Did you know that your mental and emotional triggers can dictate your day and your life?
Did you know that the synapses and patterns that you carry out, that shaped the basis of your conscious and sub-conscious routine, have an important influence on how you live your life now and tomorrow? You can therapeutically affect and treat your inner processes and shift your psychological paradigm, so to speak.
When I think of this, I think of all the times I was so excited as a child. I think of the vibes different celebrations brought and all the “happy triggers” certain repetitive, and constant occurrences had in my life. I also think of all the negative triggers. Sometimes I do this by going back in my memories, other times it happens because I feel something happening and then I make the connection. We all have good and bad associations and triggers. We have positive and negative patterns and conditioning.
As boring as it may seem to go back in your mind and identify certain paths of thought and emotion, as I call them, it can actually be extremely beneficial to your mental health.
This is about the WHY
Analysing this sort of thing enters into the WHY of the things you do, think, and feel. Similarly, Cognitive Behavioural Theory deals with this kind of analysis. It helps you map out your patterns and processes from initial trigger, stimulus, or defining moment, then observing what said occurrence did to you on a mental, physical, and emotional level, to then determine how this affected you afterward. Then, you analyse the new habits and conditioning you perpetuated because of the initial stimulus, examining your synapses, even changes in your brain’s chemical cycle, in order to define why from one moment to the next, your triggers are as they are and WHY what you do with this emotional, mental, and physical set of symptoms dictates your next action and HOW you can change this.
What you can do today
But today we focus on why. Try to focus on why certain things make you happy and why other make you sad, or angry, or anxious. Go as far back as you can. Map out every thought and sensory stimulus. Recall as much as you can. Write it all down. Sometimes even drawing it can help. You are safe and it is your personal journey of exploration so take it easy, be gentle with yourself, and discover. That’s all you need to do this time.
For example, say I don’t like loud noises. I don’t like when people make loud noises or slam things for nothing. I find it stressful. I don’t understand it. I also find it demonstrates a significant lack of self-awareness and a lack of awareness of one’s surroundings. We are all different, and to an extent this is all relative, but there comes a point where it becomes too much. Now say I get annoyed when I hear people being that way. It makes me react in a physical way as well. I want to tell them to relax and calm down. I want to tell them to stop being so aggressive. Great, not we work with that. I want to identify what is happening to me physically and emotionally. I now want to examine WHY I feel this way. I know why it does what it does to me. Explore it. I know I sometimes still feel this way. I get slightly triggered by aggressive people.
To treat it, I simply remind myself that what is happening now, is not what was happening then. In other words, if stimulus A caused symptom B, and that caused conditioning C, that does not mean that every stimulus similar to A or even another stimulus A must bring about symptom B and perpetuate conditioning C.
In time, when you feel annoyed or even angry at those sounds or habits in people, you can remember that you are separate.
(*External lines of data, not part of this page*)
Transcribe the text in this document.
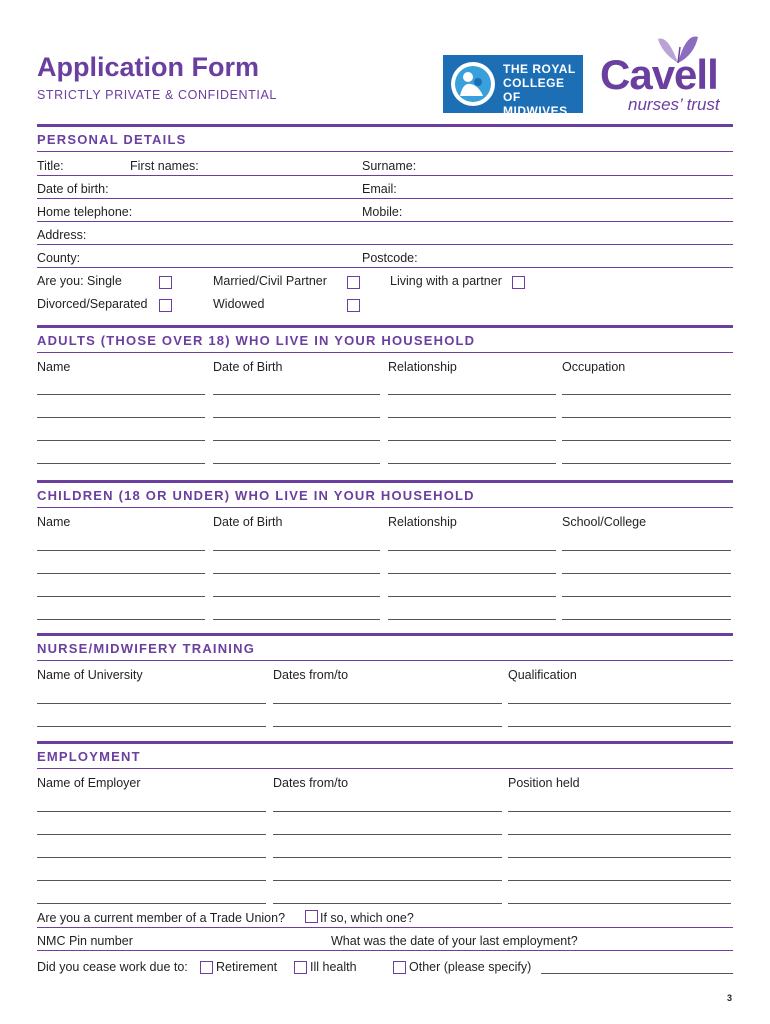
Application Form
STRICTLY PRIVATE & CONFIDENTIAL
THE ROYAL
COLLEGE OF
MIDWIVES
Cavell
nurses’ trust
PERSONAL DETAILS
Title:	First names:	Surname:
Date of birth:	Email:
Home telephone:	Mobile:
Address:
County:	Postcode:
Are you: Single	Married/Civil Partner	Living with a partner
Divorced/Separated	Widowed
ADULTS (THOSE OVER 18) WHO LIVE IN YOUR HOUSEHOLD
Name	Date of Birth	Relationship	Occupation
CHILDREN (18 OR UNDER) WHO LIVE IN YOUR HOUSEHOLD
Name	Date of Birth	Relationship	School/College
NURSE/MIDWIFERY TRAINING
Name of University	Dates from/to	Qualification
EMPLOYMENT
Name of Employer	Dates from/to	Position held
Are you a current member of a Trade Union?	If so, which one?
NMC Pin number	What was the date of your last employment?
Did you cease work due to: Retirement	Ill health	Other (please specify)
3
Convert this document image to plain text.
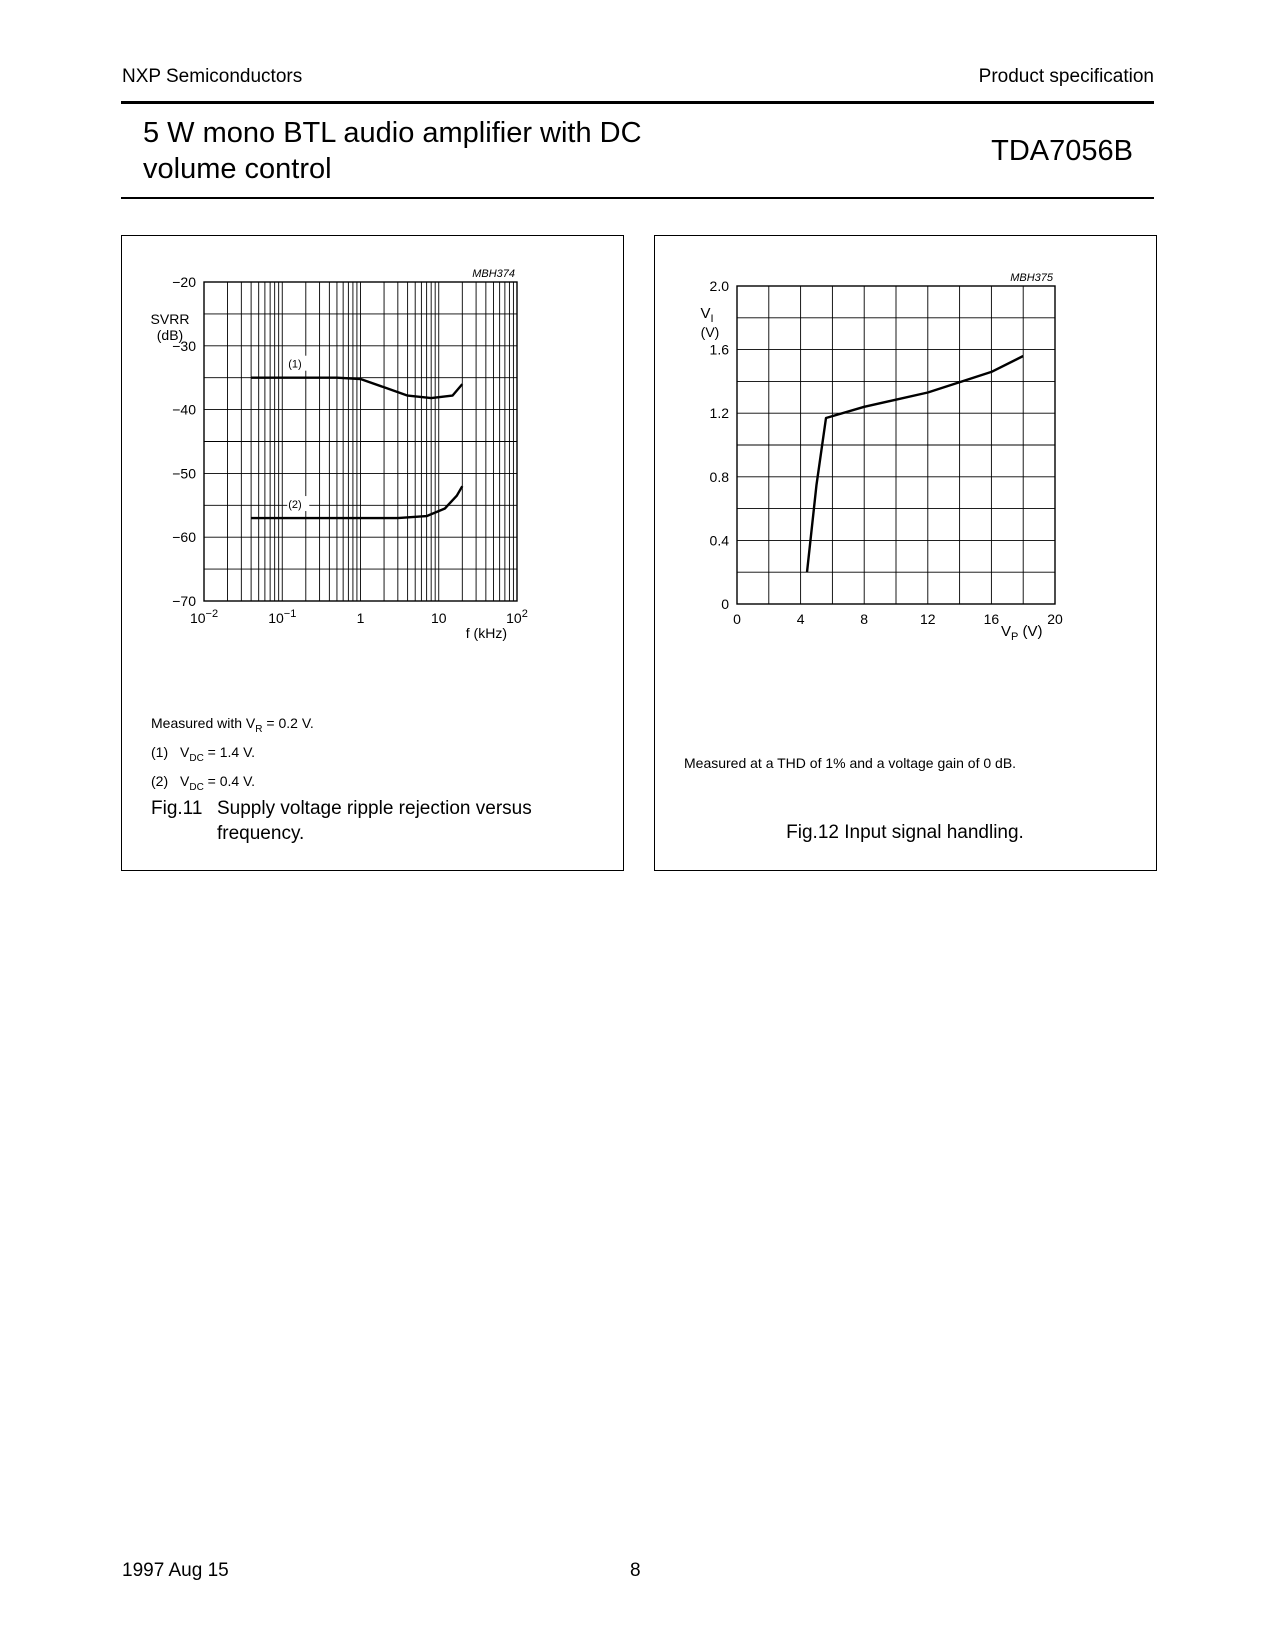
NXP Semiconductors	Product specification
5 W mono BTL audio amplifier with DC
volume control
TDA7056B
−20
−30
−40
−50
−60
−70
$10^{-2}$	$10^{-1}$	1	10	$10^2$
SVRR
(dB)
f (kHz)
MBH374
(1)
(2)
Measured with $V_R = 0.2$ V.
(1) $V_{DC} = 1.4$ V.
(2) $V_{DC} = 0.4$ V.
Fig.11 Supply voltage ripple rejection versus
frequency.
0
0.4
0.8
1.2
1.6
2.0
0	4	8	12	16	20
$V_I$
(V)
$V_P$ (V)
MBH375
Measured at a THD of 1% and a voltage gain of 0 dB.
Fig.12 Input signal handling.
1997 Aug 15	8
That is their way of doing things and you have yours. I have also untangled all the triggers in me that only belonged to the past and not to this given moment. Eventually, I realised there was no “threat” or need to protect myself. I was protected and safe. Not only because they were different situations, but because my life had changed and I will always keep myself safe and this was no longer a threat to me. Until there is a new threat, I will lower my guard, go with the flow, and reside in serenity. So remember that. Reside in the knowledge and understanding that it is not like it was before. The same applies to anything that triggers you, I just chose a simple one.
Another example might be in a relationship, you may be used to your significant other lying or cheating. He may have made promises to you that suddenly fell through. He may have often let you down so you became used to being disappointed. It is important not to let this take away from your excitement about happy events in the future. It’s also important to remember that even if your new partner does this, that it is separate from what you went through in the past. You cannot link the two, and must most certainly not find this similarity to be a problem within you. Analyse each situation for what it is and not what other situations have been. Use your past as lessons learned and build on it. Scars remind us of where we have been, but they do not define where we go.
Just like the stages of grief, this does not work in a straight line. There is also no timeline for this kind of therapy. Take it easy, take it one day at a time and one instance at a time. Every “test” or trigger will be different. In time, you will create a natural flow allowing you to take on each one more easily, until one day, you may not even be affected by certain things anymore. Now, I am one to believe that we never forget these things, just like heartbreak and loss. But we learn to live with them and are associations change accordingly. In fact, a significant transformation of this kind can actually lead you to getting a positive feeling instead, because you feel stronger and happy that you have overcome said challenge. Depending on the circumstances, you may find room in your heart to smile and remember some of the good times you had pushed aside.